Back in the present day, S F Said’s Varjak Paw also gets well and truly under the fur of its cat-heroes, helped in no small way by Dave McKean’s atmospheric illustrations. There’s another dash of mysticism here as the discredited Varjak, awkward younger son of a family of pedigree Mesopotamian Blue cats, communes with his legendary ancestor Jalal in order to learn the fighting-cat skills that will save his family from the sinister Gentleman, his black cat minions and a truly horrifying plan for the cats of the city. More pragmatically, Varjak learns to get along with street cats and even to approach dogs in order to stay alive and confront the Gentleman. A gently moral (and ungently pacy) story about courage, determination and acceptance, from an arrestingly original perspective.

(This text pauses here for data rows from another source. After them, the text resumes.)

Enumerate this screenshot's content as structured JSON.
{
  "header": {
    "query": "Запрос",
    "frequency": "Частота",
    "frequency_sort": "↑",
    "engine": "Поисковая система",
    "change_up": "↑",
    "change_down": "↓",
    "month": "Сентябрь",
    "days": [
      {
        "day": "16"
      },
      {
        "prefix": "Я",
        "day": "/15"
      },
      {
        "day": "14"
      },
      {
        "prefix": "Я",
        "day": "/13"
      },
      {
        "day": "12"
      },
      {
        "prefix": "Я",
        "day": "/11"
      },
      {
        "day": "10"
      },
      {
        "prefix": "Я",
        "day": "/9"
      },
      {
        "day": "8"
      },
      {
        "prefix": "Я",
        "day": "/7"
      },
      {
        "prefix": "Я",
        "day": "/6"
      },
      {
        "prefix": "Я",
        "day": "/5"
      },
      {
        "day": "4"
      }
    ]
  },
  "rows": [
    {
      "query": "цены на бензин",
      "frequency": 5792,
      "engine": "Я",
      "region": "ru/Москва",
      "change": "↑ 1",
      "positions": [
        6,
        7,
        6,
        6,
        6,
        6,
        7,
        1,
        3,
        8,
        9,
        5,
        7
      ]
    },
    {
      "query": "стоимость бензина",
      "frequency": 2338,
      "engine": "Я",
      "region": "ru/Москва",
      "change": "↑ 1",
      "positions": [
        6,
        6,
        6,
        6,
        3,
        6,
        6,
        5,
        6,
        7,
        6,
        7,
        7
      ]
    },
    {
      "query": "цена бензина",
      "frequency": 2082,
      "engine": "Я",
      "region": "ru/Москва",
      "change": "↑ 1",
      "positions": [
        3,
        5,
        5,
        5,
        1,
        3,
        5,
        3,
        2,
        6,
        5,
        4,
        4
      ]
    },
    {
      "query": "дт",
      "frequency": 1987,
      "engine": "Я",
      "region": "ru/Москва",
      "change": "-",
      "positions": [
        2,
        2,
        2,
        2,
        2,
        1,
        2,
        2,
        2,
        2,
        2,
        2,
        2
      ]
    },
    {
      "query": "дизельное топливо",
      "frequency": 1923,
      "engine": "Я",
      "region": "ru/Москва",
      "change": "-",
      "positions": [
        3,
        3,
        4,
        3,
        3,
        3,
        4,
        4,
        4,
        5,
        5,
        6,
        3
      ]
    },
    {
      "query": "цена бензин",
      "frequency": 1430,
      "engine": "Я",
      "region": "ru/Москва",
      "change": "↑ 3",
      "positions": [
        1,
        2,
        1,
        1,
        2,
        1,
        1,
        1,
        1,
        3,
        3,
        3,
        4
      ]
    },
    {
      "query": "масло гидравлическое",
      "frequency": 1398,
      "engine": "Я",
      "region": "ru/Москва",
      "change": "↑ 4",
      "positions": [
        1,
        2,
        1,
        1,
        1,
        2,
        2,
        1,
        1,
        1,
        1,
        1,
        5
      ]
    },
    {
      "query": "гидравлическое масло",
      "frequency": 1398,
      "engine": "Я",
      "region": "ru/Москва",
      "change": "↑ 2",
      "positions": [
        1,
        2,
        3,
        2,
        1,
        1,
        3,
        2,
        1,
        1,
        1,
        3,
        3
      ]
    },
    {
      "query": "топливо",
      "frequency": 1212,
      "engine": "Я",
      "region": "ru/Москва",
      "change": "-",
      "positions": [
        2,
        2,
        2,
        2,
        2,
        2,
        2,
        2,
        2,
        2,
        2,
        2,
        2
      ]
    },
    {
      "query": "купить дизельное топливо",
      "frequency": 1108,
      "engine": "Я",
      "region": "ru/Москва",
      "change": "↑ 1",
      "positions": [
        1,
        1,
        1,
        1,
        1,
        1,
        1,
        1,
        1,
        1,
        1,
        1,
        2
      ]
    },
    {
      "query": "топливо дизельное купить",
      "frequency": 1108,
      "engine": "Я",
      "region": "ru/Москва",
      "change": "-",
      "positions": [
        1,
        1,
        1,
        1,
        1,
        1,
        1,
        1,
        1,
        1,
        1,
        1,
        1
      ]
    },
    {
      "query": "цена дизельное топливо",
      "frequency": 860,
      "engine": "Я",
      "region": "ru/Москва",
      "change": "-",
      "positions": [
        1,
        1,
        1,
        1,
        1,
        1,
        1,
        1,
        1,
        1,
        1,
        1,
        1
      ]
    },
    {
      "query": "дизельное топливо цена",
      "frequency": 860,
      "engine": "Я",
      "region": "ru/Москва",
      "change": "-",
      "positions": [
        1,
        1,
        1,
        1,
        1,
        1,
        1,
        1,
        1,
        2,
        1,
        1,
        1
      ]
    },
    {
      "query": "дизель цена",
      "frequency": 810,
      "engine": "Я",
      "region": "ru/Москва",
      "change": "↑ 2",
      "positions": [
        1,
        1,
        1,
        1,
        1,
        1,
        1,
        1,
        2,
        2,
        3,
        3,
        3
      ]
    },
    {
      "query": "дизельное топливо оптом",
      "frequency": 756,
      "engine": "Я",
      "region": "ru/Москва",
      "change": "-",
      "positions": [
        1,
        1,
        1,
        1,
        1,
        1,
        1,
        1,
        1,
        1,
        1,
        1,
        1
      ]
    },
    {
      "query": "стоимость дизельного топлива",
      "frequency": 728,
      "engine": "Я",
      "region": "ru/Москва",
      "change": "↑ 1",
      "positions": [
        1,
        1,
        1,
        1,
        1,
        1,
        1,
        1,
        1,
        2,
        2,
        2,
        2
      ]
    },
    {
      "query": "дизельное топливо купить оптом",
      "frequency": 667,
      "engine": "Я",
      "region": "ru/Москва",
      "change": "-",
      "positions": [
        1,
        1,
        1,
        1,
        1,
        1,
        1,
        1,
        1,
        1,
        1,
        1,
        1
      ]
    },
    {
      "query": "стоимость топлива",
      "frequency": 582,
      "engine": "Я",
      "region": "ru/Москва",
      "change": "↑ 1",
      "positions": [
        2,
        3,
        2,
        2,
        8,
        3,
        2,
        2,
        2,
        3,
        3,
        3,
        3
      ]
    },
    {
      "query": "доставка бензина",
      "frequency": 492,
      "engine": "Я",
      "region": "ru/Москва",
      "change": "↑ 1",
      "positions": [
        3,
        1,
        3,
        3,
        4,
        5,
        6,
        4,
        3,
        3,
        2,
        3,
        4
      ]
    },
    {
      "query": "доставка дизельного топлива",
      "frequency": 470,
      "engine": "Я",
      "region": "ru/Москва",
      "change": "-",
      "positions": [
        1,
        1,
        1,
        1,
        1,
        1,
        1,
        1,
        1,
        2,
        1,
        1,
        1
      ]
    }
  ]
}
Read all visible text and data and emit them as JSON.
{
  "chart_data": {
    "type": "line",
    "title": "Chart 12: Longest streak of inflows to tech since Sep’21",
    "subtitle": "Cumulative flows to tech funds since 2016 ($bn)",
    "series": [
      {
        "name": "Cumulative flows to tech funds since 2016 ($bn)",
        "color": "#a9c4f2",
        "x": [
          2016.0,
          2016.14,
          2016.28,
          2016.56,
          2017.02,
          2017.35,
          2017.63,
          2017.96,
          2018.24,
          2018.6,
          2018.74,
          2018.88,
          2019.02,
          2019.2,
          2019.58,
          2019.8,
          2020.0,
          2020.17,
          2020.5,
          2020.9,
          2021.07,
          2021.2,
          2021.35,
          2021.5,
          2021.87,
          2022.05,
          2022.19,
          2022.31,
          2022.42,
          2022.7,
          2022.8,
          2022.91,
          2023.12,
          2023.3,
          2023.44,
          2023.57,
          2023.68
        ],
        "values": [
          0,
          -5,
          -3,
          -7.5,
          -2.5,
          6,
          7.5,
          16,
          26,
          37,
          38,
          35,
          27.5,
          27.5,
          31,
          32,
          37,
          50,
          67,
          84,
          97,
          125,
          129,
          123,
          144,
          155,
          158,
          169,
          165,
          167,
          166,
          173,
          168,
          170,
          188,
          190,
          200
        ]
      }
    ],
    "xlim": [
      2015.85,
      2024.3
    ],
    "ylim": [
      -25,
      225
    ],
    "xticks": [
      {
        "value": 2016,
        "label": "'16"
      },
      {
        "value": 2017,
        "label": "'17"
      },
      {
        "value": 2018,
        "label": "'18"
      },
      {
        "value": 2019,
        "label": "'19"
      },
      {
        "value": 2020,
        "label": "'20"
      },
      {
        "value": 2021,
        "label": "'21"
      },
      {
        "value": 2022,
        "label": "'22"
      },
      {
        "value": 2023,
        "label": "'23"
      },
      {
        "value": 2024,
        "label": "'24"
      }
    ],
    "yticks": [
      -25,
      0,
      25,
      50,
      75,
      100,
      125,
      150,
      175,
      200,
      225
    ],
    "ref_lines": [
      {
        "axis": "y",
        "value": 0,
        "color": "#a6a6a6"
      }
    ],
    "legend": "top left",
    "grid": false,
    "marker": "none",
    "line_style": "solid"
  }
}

Finally, a dazzling piece of storytelling from a debut author that I couldn’t resist, even though Emira, the tiger of the title, is missing for much of the story. Combining the vivid colour – as well as grinding poverty and squalor – of India with a magical tale steeped in the Arabian Nights, Tiger Thief has a Bollywood-worthy cast of circus folk, foundlings, malicious stepmothers, demons, beggars, wise women, evil ministers, puppet emperors and rightful queens in captivity. After a near-fatal accident at the circus, Sharat the tiger trainer begs his father not to go through with a command performance for the emperor himself; but his father ignores him, the performance goes ahead, and Sharat’s beloved Emira disappears before everyone’s eyes as she jumps through the fiery hoop that should be the climax of her act. It seems impossible that Sharat should ever find her again, as a lowly circus boy facing the might and dark magic of the Emperor’s minister Rookh; but he finds an unlikely ally in the city sewer: Aya, a beggar girl who is not all she seems – and, perhaps, neither is Sharat. A breakneck plot that never loses its grip hurtles to a satisfying conclusion that leaves plenty of scope for a much-anticipated sequel. A special mention, too, to publishers-to-watch Nosy Crow’s beautiful production, with mehndi-like patterns decorating every page. You can read the first chapter here – and if you’ve no urge to read further, really, what can I say?

There are plenty more good and popular stories about animals, of course: Barbara Sleigh’s Carbonel books, or Richard Adams’ Watership Down for older readers (and not originally for children, either). Booktrust have some excellent lists with more ideas – and of course, information books about animals are a mainstay of children’s non-fiction. Perhaps the child readers of a few hundred years ago, dutifully learning their letters and their Bible verses, would be bemused by the stories we give to animals; but I’d like to think that, given the imagination and power in the best of these, they’d be inspired and not a little envious too.